For the first half of Pretty Girls, Karin Slaughter teases us with details of the lives of sisters Claire and Lydia. Their family was torn apart twenty years ago when their sister vanished under mysterious circumstances from the University of Georgia and now a recent, similar girl’s disappearance unearths some old memories, feelings and resentments.
Both sisters hold pieces of the story — and it’s not until Claire’s husband is killed in a random act of robbery on an Atlanta alley that the two get back together and begin to see that things weren’t necessarily what they seem in their family, then or now.
It’s once we reach the the mid-point of the novel and the threads start unraveling that Slaughter’s Pretty Girls takes a big left turn and slowly begins to leave credibility in the rear view mirror. I found myself rolling my eyes on multiple occasions as Slaughter reveals the secrets held not only by Claire’s husband but by members of her own family in connection with the kidnappings. Instead of being shocking, these revelations made me think, “Oh really? You must be kidding” on multiple occasions.

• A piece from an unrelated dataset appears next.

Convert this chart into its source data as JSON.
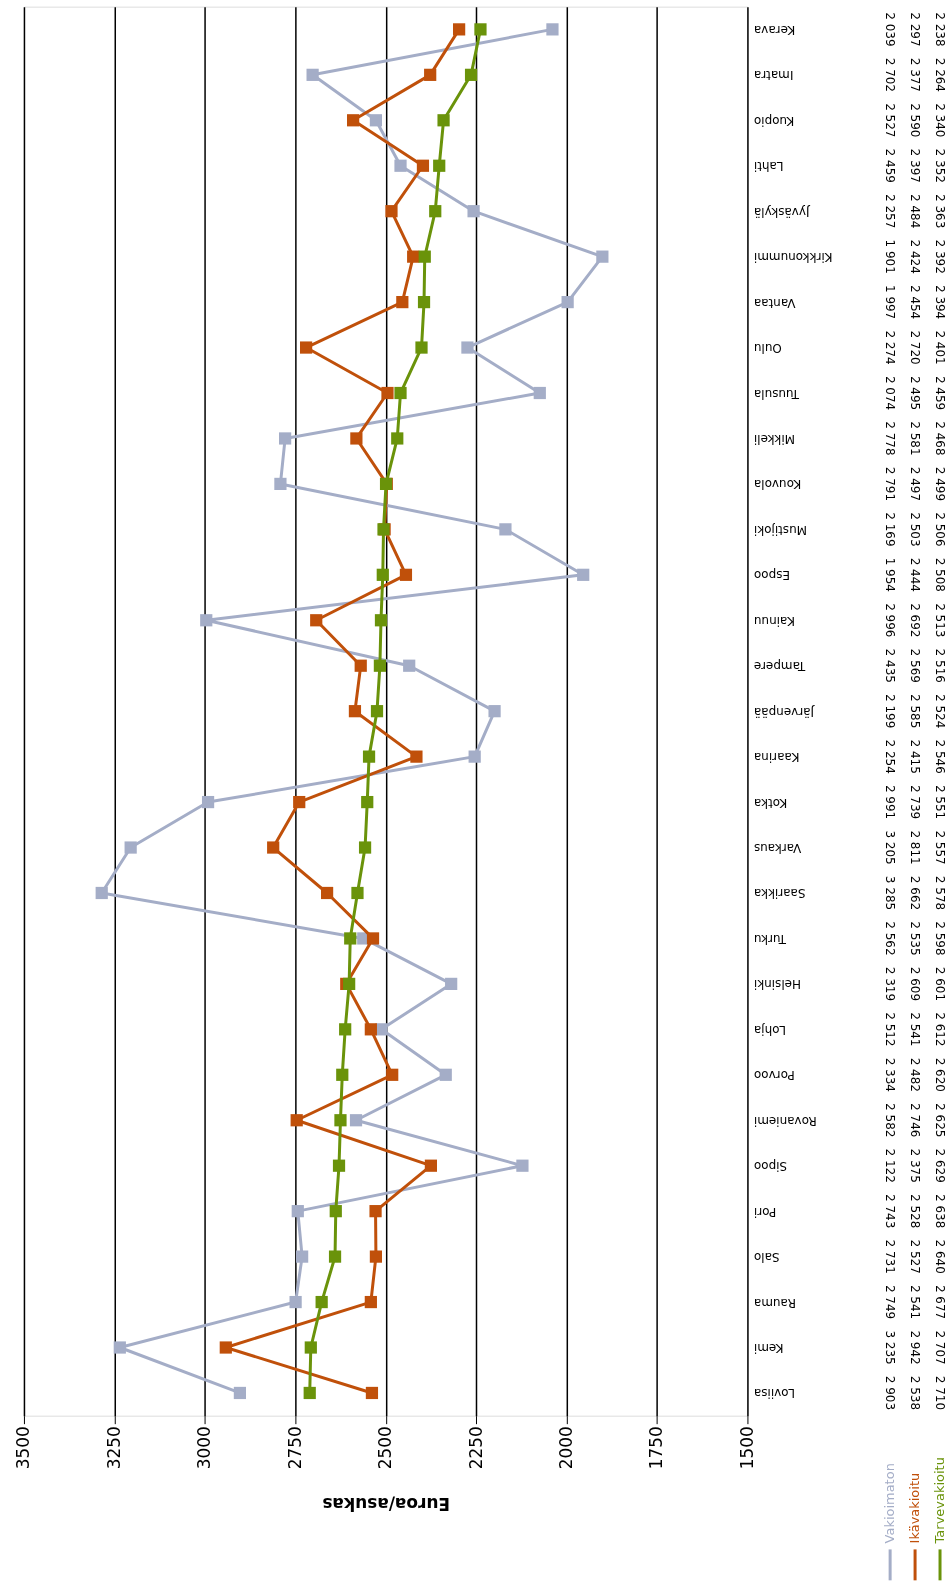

With cover blurbs by some of the better suspense writers in the business today, I was expecting a lot more from Pretty Girls. And for the first half of the book, it delivers on the promise of those blurbs. It’s just the ending that left me feeling a bit let down by the entire experience. This was the first novel I’ve read from Slaughter in some time and while the first half had me eager to dive into her back catalog, the last half of the story made me a bit wary.